El nuevo unilateralismo, sin embargo, enfrenta los mismos problemas de credibilidad que, desde Irak, afronta el liderazgo norteamericano. Los déficits gemelos, fiscal y comercial, y la falta de apoyo doméstico para las costosas incursiones militares en el extranjero hacen de la amenaza una herramienta bastante menos potente de lo que la potencia económica y la incuestionable supremacía bélica norteamericana podrían sugerir, al tiempo que vuelven a Estados Unidos mucho más dependiente de sus socios/competidores.

Así las cosas, nos encontramos con escenas como la ocurrida luego de la última reunión de la OTAN, en la que Angela Merkel llamó, desafiante, a los países europeos a independizar la suerte de la defensa continental de los vaivenes de la voluntad norteamericana, un atentado terrorista terminó en un, hace poco inconcebible, cruce verbal entre el presidente de los Estados Unidos y el alcalde de Londres, y una gira por el Medio Oriente termina precipitando una crisis de proporciones entre dos países aliados. La retirada del Acuerdo Climático resulta sintomática de ese estado de cosas. Si no hay indicador más evidente del debilitamiento del liderazgo norteamericano que una respuesta conjunta de China y la Unión Europea, la decisión de retirarse de un acuerdo global suscripto por casi todos los países del mundo, que no contiene ni mecanismos de cumplimiento coactivo, constituye un desafío abierto al resto del mundo, y una señal de confianza en la autosuficiencia norteamericana y el peso de sus intereses frente a los del conjunto de las naciones.

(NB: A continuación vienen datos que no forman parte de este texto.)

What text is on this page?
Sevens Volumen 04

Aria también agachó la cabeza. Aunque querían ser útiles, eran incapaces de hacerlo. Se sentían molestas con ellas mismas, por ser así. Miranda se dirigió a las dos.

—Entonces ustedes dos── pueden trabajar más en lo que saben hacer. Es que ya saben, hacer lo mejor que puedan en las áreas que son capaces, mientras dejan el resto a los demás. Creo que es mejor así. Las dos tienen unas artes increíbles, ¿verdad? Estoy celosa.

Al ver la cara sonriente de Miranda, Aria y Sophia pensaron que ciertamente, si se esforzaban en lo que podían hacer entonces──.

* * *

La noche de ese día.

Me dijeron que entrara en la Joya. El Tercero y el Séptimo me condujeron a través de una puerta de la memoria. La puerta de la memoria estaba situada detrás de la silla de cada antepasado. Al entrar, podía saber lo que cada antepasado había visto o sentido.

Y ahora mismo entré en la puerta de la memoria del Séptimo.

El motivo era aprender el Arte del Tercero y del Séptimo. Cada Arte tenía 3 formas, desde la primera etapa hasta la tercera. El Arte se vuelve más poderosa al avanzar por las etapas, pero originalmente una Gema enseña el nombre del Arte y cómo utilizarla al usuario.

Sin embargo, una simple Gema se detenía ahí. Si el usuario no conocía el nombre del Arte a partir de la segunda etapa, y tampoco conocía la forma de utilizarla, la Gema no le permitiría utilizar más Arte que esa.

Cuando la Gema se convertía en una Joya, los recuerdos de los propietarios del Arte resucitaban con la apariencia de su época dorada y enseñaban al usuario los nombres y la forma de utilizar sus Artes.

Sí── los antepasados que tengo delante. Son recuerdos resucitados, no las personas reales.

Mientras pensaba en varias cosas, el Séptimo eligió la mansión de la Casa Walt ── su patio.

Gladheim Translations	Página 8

Si durante los gobiernos Demócratas una de las obsesiones del Partido Republicano fueron los derechos de los Estados frente a la Unión, el intento de replicar aquello a nivel nacional, frente al orden internacional establecido puede encontrar, paradójicamente, sus primeros e infranqueables límites a nivel interno. Las principales ciudades y regiones norteamericanas, que representan en conjunto más del 70% del producto bruto, prometen dar batalla y generar sus propias regulaciones y exigencias ambientales, asumiendo las competencias abandonadas por el gobierno federal. Mientras, el límite de sus proyectos siguen poniéndolo las propias fuerzas productivas. Como sucede con toda política estatal de fomento exitosa, la inversión en energías limpias terminó por generar una baja en los costos de obtención y distribución, aumentando su competitividad respecto de las fuentes tradicionales. Y aunque Trump haga enojar al mundo, se ponga casco, y prometa traer el carbón y sus empleos de vuelta, difícilmente encuentre empresas dispuestas a invertir el dinero que supone aquella idea.